Core Features

Reports

Use reports to review patterns across mood, sleep, stress, physical health, and social connection.

Reports turn your mood tracker entries into patterns. They help you step back from individual days and see what may be changing over time.

Show the Mind Wobble reports screen with a chart, report type selector, timeframe controls, summary stats, and top emotions visible.

What reports can show

Reports can summarize:

  • Mood.
  • Sleep quality.
  • Sleep duration.
  • Physical health.
  • Social interactions.
  • Stress level.

Depending on the selected report, you may see averages, highs, lows, chart lines, and top emotions.

How to choose a timeframe

Use shorter timeframes when you want to understand a recent change. Use longer timeframes when you want to see broader patterns.

Good examples:

  • Use days or weeks after a stressful event or routine change.
  • Use months when reviewing sleep, exercise, or stress patterns.
  • Use years only when you have enough history for the chart to mean something.

Reports are not a diagnosis.
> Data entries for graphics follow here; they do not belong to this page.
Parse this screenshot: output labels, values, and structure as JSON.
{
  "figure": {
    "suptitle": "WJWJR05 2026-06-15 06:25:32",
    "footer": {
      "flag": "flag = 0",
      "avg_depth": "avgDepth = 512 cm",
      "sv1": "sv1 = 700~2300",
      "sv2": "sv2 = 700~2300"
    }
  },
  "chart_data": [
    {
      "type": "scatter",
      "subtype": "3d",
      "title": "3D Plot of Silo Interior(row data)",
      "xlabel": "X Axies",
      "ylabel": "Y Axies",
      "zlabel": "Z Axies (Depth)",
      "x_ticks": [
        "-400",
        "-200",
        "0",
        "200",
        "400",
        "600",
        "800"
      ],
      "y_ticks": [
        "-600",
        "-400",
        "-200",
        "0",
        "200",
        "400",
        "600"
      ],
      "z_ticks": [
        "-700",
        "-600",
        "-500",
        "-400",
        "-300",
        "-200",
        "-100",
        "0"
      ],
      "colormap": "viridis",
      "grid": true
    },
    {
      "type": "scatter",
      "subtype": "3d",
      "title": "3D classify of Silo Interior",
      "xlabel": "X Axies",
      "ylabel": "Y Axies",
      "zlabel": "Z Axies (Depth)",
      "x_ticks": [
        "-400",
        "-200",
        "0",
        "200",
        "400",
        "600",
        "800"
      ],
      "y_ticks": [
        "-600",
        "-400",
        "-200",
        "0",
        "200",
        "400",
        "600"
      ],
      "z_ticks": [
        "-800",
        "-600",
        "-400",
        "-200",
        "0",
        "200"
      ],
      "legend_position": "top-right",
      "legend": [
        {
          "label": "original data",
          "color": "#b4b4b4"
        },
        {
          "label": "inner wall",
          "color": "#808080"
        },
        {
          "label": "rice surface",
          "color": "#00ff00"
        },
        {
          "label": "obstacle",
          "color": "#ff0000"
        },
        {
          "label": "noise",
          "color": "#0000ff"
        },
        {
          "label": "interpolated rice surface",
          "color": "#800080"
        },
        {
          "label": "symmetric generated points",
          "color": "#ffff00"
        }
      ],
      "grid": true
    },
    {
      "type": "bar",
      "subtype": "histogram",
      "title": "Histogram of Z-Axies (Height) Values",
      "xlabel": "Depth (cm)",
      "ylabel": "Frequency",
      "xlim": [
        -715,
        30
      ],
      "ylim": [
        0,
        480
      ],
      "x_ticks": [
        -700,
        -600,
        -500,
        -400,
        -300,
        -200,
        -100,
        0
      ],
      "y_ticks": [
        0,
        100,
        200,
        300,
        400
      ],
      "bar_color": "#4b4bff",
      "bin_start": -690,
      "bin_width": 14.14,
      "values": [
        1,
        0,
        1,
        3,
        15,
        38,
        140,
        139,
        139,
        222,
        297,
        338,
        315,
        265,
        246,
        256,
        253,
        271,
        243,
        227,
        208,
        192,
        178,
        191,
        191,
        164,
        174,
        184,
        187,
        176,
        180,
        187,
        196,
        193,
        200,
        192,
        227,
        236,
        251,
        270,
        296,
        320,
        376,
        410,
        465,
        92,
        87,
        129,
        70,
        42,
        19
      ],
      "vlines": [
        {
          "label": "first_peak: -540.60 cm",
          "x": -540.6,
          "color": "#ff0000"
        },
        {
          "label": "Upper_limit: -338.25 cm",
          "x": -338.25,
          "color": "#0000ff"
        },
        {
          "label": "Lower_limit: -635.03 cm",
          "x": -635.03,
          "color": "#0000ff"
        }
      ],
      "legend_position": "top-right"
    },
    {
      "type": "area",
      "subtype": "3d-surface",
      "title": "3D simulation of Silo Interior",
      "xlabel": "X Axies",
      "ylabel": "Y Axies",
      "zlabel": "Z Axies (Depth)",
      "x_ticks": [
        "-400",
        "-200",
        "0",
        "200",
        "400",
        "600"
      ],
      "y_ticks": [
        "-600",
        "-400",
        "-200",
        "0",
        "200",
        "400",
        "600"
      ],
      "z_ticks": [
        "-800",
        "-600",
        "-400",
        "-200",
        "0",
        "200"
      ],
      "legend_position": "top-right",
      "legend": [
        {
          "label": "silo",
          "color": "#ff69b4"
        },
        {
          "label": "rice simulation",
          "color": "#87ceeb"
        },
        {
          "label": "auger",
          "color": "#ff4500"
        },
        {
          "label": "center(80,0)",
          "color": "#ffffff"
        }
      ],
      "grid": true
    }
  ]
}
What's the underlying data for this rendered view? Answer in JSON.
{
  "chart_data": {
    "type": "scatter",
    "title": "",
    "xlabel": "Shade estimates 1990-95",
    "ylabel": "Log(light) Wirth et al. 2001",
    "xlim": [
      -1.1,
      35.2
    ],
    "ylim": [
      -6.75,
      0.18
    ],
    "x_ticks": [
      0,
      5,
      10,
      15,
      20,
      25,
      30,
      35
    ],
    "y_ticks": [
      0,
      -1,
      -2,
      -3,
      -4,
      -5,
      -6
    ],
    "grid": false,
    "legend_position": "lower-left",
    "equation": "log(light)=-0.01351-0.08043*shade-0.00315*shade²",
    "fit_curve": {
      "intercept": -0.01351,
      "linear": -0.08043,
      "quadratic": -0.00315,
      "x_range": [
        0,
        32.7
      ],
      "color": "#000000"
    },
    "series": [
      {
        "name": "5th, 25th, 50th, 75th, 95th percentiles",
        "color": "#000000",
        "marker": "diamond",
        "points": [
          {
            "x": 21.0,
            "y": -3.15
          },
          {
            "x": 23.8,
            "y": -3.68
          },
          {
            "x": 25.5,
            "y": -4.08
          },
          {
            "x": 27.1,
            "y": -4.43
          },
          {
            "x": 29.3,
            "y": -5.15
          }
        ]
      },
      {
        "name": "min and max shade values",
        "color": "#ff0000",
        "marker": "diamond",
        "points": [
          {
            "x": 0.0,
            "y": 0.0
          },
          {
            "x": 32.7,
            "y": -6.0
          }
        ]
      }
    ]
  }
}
Treat them as prompts for better questions:

  • Did my mood change when sleep duration changed?
  • Are high stress days linked to specific sources?
  • Does exercise show up near better mood or physical health scores?
  • Do social interaction scores match how connected I feel?

If a pattern matters, bring it into journaling or coaching.

How reports connect with coaching

Reports help you notice what to ask the AI Coach about. Instead of asking a broad question, use a specific pattern:

My sleep quality has been lower for two weeks and my stress is higher. Help me think through what might be driving this.

Frequently asked questions

Why does my report look empty or jagged?

Reports need a steady stream of mood entries to draw a useful line. With only a handful of entries, charts can look spiky or sparse. A week or two of regular check-ins usually smooths things out.

How long should I track before reports become useful?

Two to four weeks of regular entries is a reasonable starting point for short-term patterns. Sleep, exercise, and stress patterns often need a month or more before they show clearly.

Can a report tell me whether I have depression or anxiety?

No. Reports are not a clinical assessment or diagnosis. They are prompts for better questions, and a way to notice changes worth bringing into journaling, coaching, or a conversation with a professional.

Why does a metric I want to see not appear?

A metric only appears when you log the underlying data in mood entries. If a chart looks empty, check whether sleep, stress, exercise, or social interaction values are being recorded in your check-ins.